Il est beaucoup plus monotone que celui des glaciers alpins. D’immenses surfaces des boucliers canadien et fennoscandien, que les inlandsis quaternaires ont recouverts totalement, ne présentent que de molles ondulations aux dénivellations médiocres. Les collines, taillées dans les roches cristallines, sont généralement dissymétriques : la face amont, en pente douce, a l’aspect caractéristique de roche moutonnée ; la face aval, en pente plus accusée, est plus rugueuse et présente un profil en marches d’escalier.

Dans les creux intermédiaires, mal drainés généralement, s’observent de minces placages discontinus de moraine grossière. Près des marges de l’inlandsis, les moraines sont plus abondantes et peuvent recouvrir complètement la roche en place sur de vastes espaces. Mais le modelé désordonné de molles collines ne se différencie guère de celui qui a été précédemment décrit, sauf lorsque la glace a façonné des « drumlins ». On appelle ainsi des collines groupées en champs, orientées parallèlement les unes aux autres suivant l’axe d’écoulement de la glace, de forme allongée, de profil convexe aérodynamique, et formées d’un noyau rocheux enrobé de moraine.

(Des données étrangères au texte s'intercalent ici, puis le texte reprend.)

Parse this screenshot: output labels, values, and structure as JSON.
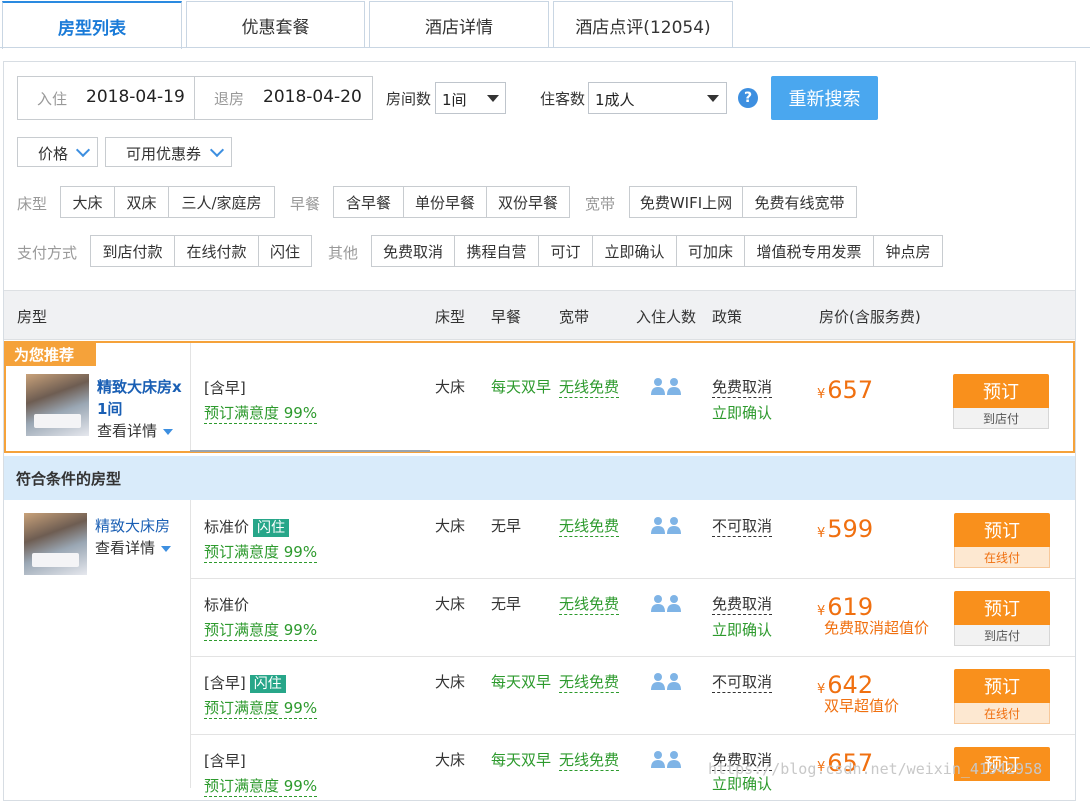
{
  "tabs": [
    {
      "label": "房型列表"
    },
    {
      "label": "优惠套餐"
    },
    {
      "label": "酒店详情"
    },
    {
      "label": "酒店点评(12054)"
    }
  ],
  "search": {
    "checkin_label": "入住",
    "checkin_value": "2018-04-19",
    "checkout_label": "退房",
    "checkout_value": "2018-04-20",
    "rooms_label": "房间数",
    "rooms_value": "1间",
    "guests_label": "住客数",
    "guests_value": "1成人",
    "help": "?",
    "search_button": "重新搜索"
  },
  "sorters": {
    "price": "价格",
    "coupon": "可用优惠券"
  },
  "filters": {
    "bed_label": "床型",
    "bed": [
      "大床",
      "双床",
      "三人/家庭房"
    ],
    "breakfast_label": "早餐",
    "breakfast": [
      "含早餐",
      "单份早餐",
      "双份早餐"
    ],
    "broadband_label": "宽带",
    "broadband": [
      "免费WIFI上网",
      "免费有线宽带"
    ],
    "payment_label": "支付方式",
    "payment": [
      "到店付款",
      "在线付款",
      "闪住"
    ],
    "other_label": "其他",
    "other": [
      "免费取消",
      "携程自营",
      "可订",
      "立即确认",
      "可加床",
      "增值税专用发票",
      "钟点房"
    ]
  },
  "table_header": {
    "room": "房型",
    "bed": "床型",
    "breakfast": "早餐",
    "broadband": "宽带",
    "guests": "入住人数",
    "policy": "政策",
    "price": "房价(含服务费)"
  },
  "recommend": {
    "badge": "为您推荐",
    "room_name_line1": "精致大床房x",
    "room_name_line2": "1间",
    "detail": "查看详情",
    "plan": "[含早]",
    "satisfaction": "预订满意度 99%",
    "bed": "大床",
    "breakfast": "每天双早",
    "broadband": "无线免费",
    "cancel": "免费取消",
    "confirm": "立即确认",
    "yen": "¥",
    "price": "657",
    "book": "预订",
    "pay": "到店付"
  },
  "section_title": "符合条件的房型",
  "room": {
    "name": "精致大床房",
    "detail": "查看详情"
  },
  "rates": [
    {
      "plan": "标准价",
      "flash": "闪住",
      "satisfaction": "预订满意度 99%",
      "bed": "大床",
      "breakfast": "无早",
      "broadband": "无线免费",
      "cancel": "不可取消",
      "confirm": "",
      "yen": "¥",
      "price": "599",
      "promo": "",
      "book": "预订",
      "pay": "在线付"
    },
    {
      "plan": "标准价",
      "flash": "",
      "satisfaction": "预订满意度 99%",
      "bed": "大床",
      "breakfast": "无早",
      "broadband": "无线免费",
      "cancel": "免费取消",
      "confirm": "立即确认",
      "yen": "¥",
      "price": "619",
      "promo": "免费取消超值价",
      "book": "预订",
      "pay": "到店付"
    },
    {
      "plan": "[含早]",
      "flash": "闪住",
      "satisfaction": "预订满意度 99%",
      "bed": "大床",
      "breakfast": "每天双早",
      "broadband": "无线免费",
      "cancel": "不可取消",
      "confirm": "",
      "yen": "¥",
      "price": "642",
      "promo": "双早超值价",
      "book": "预订",
      "pay": "在线付"
    },
    {
      "plan": "[含早]",
      "flash": "",
      "satisfaction": "预订满意度 99%",
      "bed": "大床",
      "breakfast": "每天双早",
      "broadband": "无线免费",
      "cancel": "免费取消",
      "confirm": "立即确认",
      "yen": "¥",
      "price": "657",
      "promo": "",
      "book": "预订",
      "pay": ""
    }
  ],
  "watermark": "https://blog.csdn.net/weixin_41942958"
}
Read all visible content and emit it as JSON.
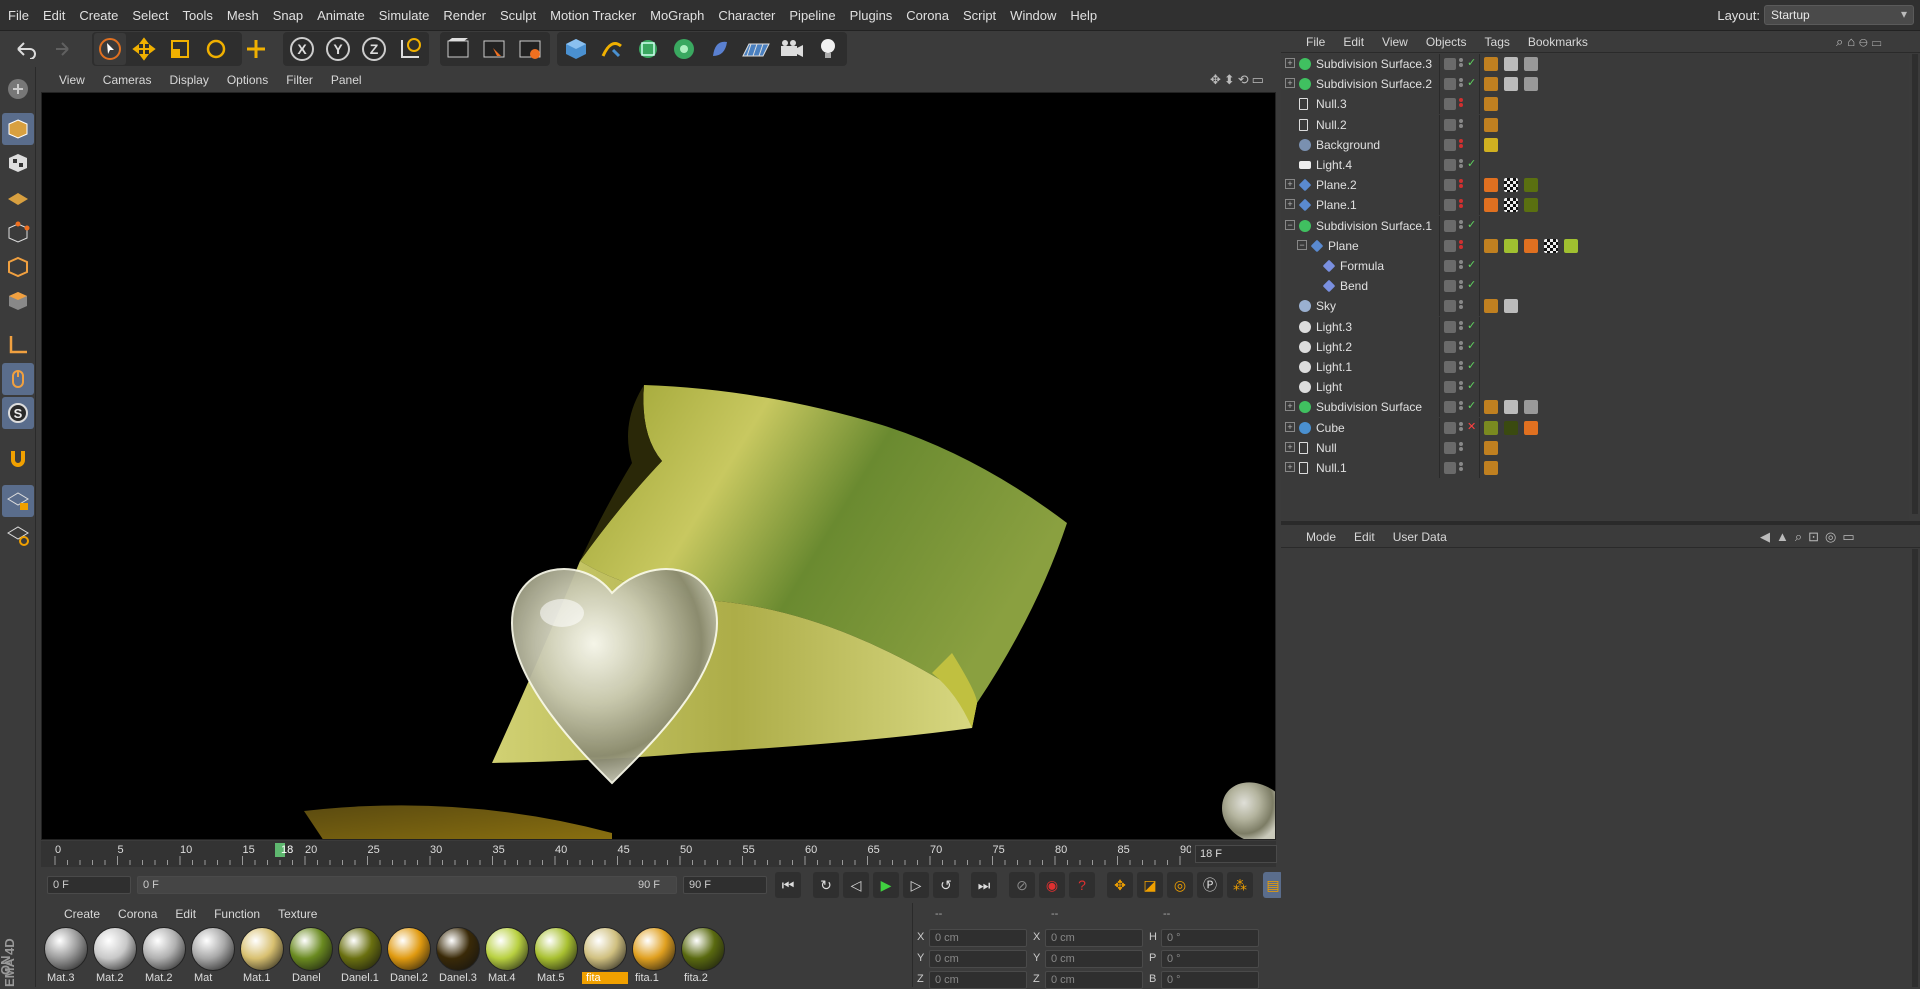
{
  "menubar": {
    "items": [
      "File",
      "Edit",
      "Create",
      "Select",
      "Tools",
      "Mesh",
      "Snap",
      "Animate",
      "Simulate",
      "Render",
      "Sculpt",
      "Motion Tracker",
      "MoGraph",
      "Character",
      "Pipeline",
      "Plugins",
      "Corona",
      "Script",
      "Window",
      "Help"
    ],
    "layout_label": "Layout:",
    "layout_value": "Startup"
  },
  "viewport_menu": [
    "View",
    "Cameras",
    "Display",
    "Options",
    "Filter",
    "Panel"
  ],
  "timeline": {
    "ticks": [
      "0",
      "5",
      "10",
      "15",
      "20",
      "25",
      "30",
      "35",
      "40",
      "45",
      "50",
      "55",
      "60",
      "65",
      "70",
      "75",
      "80",
      "85",
      "90"
    ],
    "current_frame_marker": "18",
    "current_frame_display": "18 F",
    "start_field": "0 F",
    "range_start": "0 F",
    "range_end": "90 F",
    "end_field": "90 F"
  },
  "material_menu": [
    "Create",
    "Corona",
    "Edit",
    "Function",
    "Texture"
  ],
  "materials": [
    {
      "label": "Mat.3",
      "color": "#9a9a9a"
    },
    {
      "label": "Mat.2",
      "color": "#c8c8c8"
    },
    {
      "label": "Mat.2",
      "color": "#b0b0b0"
    },
    {
      "label": "Mat",
      "color": "#a8a8a8"
    },
    {
      "label": "Mat.1",
      "color": "#d8c070"
    },
    {
      "label": "Danel",
      "color": "#6a8a20"
    },
    {
      "label": "Danel.1",
      "color": "#6a7010"
    },
    {
      "label": "Danel.2",
      "color": "#e09a10"
    },
    {
      "label": "Danel.3",
      "color": "#3a2a08"
    },
    {
      "label": "Mat.4",
      "color": "#b8d040"
    },
    {
      "label": "Mat.5",
      "color": "#a8c030"
    },
    {
      "label": "fita",
      "color": "#d0c080"
    },
    {
      "label": "fita.1",
      "color": "#e0a020"
    },
    {
      "label": "fita.2",
      "color": "#5a6a10"
    }
  ],
  "coords": {
    "header": [
      "--",
      "--",
      "--"
    ],
    "rows": [
      {
        "a_label": "X",
        "a_val": "0 cm",
        "b_label": "X",
        "b_val": "0 cm",
        "c_label": "H",
        "c_val": "0 °"
      },
      {
        "a_label": "Y",
        "a_val": "0 cm",
        "b_label": "Y",
        "b_val": "0 cm",
        "c_label": "P",
        "c_val": "0 °"
      },
      {
        "a_label": "Z",
        "a_val": "0 cm",
        "b_label": "Z",
        "b_val": "0 cm",
        "c_label": "B",
        "c_val": "0 °"
      }
    ]
  },
  "object_manager_menu": [
    "File",
    "Edit",
    "View",
    "Objects",
    "Tags",
    "Bookmarks"
  ],
  "objects": [
    {
      "name": "Subdivision Surface.3",
      "icon": "subdivision-icon",
      "indent": 0,
      "expand": true,
      "check": true
    },
    {
      "name": "Subdivision Surface.2",
      "icon": "subdivision-icon",
      "indent": 0,
      "expand": true,
      "check": true
    },
    {
      "name": "Null.3",
      "icon": "null-icon",
      "indent": 0,
      "expand": false,
      "check": false
    },
    {
      "name": "Null.2",
      "icon": "null-icon",
      "indent": 0,
      "expand": false,
      "check": false
    },
    {
      "name": "Background",
      "icon": "background-icon",
      "indent": 0,
      "expand": false,
      "check": false
    },
    {
      "name": "Light.4",
      "icon": "area-light-icon",
      "indent": 0,
      "expand": false,
      "check": true
    },
    {
      "name": "Plane.2",
      "icon": "plane-icon",
      "indent": 0,
      "expand": true,
      "check": false
    },
    {
      "name": "Plane.1",
      "icon": "plane-icon",
      "indent": 0,
      "expand": true,
      "check": false
    },
    {
      "name": "Subdivision Surface.1",
      "icon": "subdivision-icon",
      "indent": 0,
      "expand": true,
      "check": true
    },
    {
      "name": "Plane",
      "icon": "plane-icon",
      "indent": 1,
      "expand": true,
      "check": false
    },
    {
      "name": "Formula",
      "icon": "deformer-icon",
      "indent": 2,
      "expand": false,
      "check": true
    },
    {
      "name": "Bend",
      "icon": "deformer-icon",
      "indent": 2,
      "expand": false,
      "check": true
    },
    {
      "name": "Sky",
      "icon": "sky-icon",
      "indent": 0,
      "expand": false,
      "check": false
    },
    {
      "name": "Light.3",
      "icon": "light-icon",
      "indent": 0,
      "expand": false,
      "check": true
    },
    {
      "name": "Light.2",
      "icon": "light-icon",
      "indent": 0,
      "expand": false,
      "check": true
    },
    {
      "name": "Light.1",
      "icon": "light-icon",
      "indent": 0,
      "expand": false,
      "check": true
    },
    {
      "name": "Light",
      "icon": "light-icon",
      "indent": 0,
      "expand": false,
      "check": true
    },
    {
      "name": "Subdivision Surface",
      "icon": "subdivision-icon",
      "indent": 0,
      "expand": true,
      "check": true
    },
    {
      "name": "Cube",
      "icon": "cube-icon",
      "indent": 0,
      "expand": true,
      "check": false,
      "cross": true
    },
    {
      "name": "Null",
      "icon": "null-icon",
      "indent": 0,
      "expand": true,
      "check": false
    },
    {
      "name": "Null.1",
      "icon": "null-icon",
      "indent": 0,
      "expand": true,
      "check": false
    }
  ],
  "attribute_manager_menu": [
    "Mode",
    "Edit",
    "User Data"
  ],
  "side_label": "EMA 4D",
  "side_label2": "ON"
}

Sur les bords relevés des boucliers nordiques (Labrador, Norvège), le paysage de fjell (ou fjeld) offre une plus grande diversité : de hauts plateaux ondulés sont dominés par des reliefs résiduels creusés de cirques et entaillés de profondes auges envahies par la mer, les fjords.

Les marges inlandsisiennes présentent des formes plus variées dans le détail, car l’action des eaux de fonte se combine à celle de la glace. Dans le domaine recouvert par la glace, la fonte très active fournit en grande abondance des eaux qui se concentrent dans des torrents sous-glaciaires. Ceux-ci creusent des cuvettes digitées, profondes de quelques dizaines de mètres et longues de plusieurs kilomètres ; celles-ci sont noyées par les eaux après le retrait glaciaire et forment des lacs comme ceux de la Havel à l’ouest de Berlin. Inversement, les torrents sous-glaciaires accumulent des débris remaniés des moraines de fond de l’inlandsis, surtout en phase de récession ; telle est l’origine des collines allongées, étroites, sinueuses, tantôt empâtées, tantôt étranglées, disposées parallèlement les unes aux autres, auxquelles on a donné le nom d’œsar (sing. ôs) et qui sont très nombreuses dans le sud de la Finlande par exemple. Après le retrait de l’inlandsis, la fonte laisse sur place d’abondantes moraines de fond au relief désordonné troué d’innombrables dépressions, les unes dues aux irrégularités originelles du dépôt, les autres, de forme circulaire ou elliptique, résultant de l’effondrement de la moraine à la suite de la fusion d’un culot de glace résiduelle noyé sous les débris.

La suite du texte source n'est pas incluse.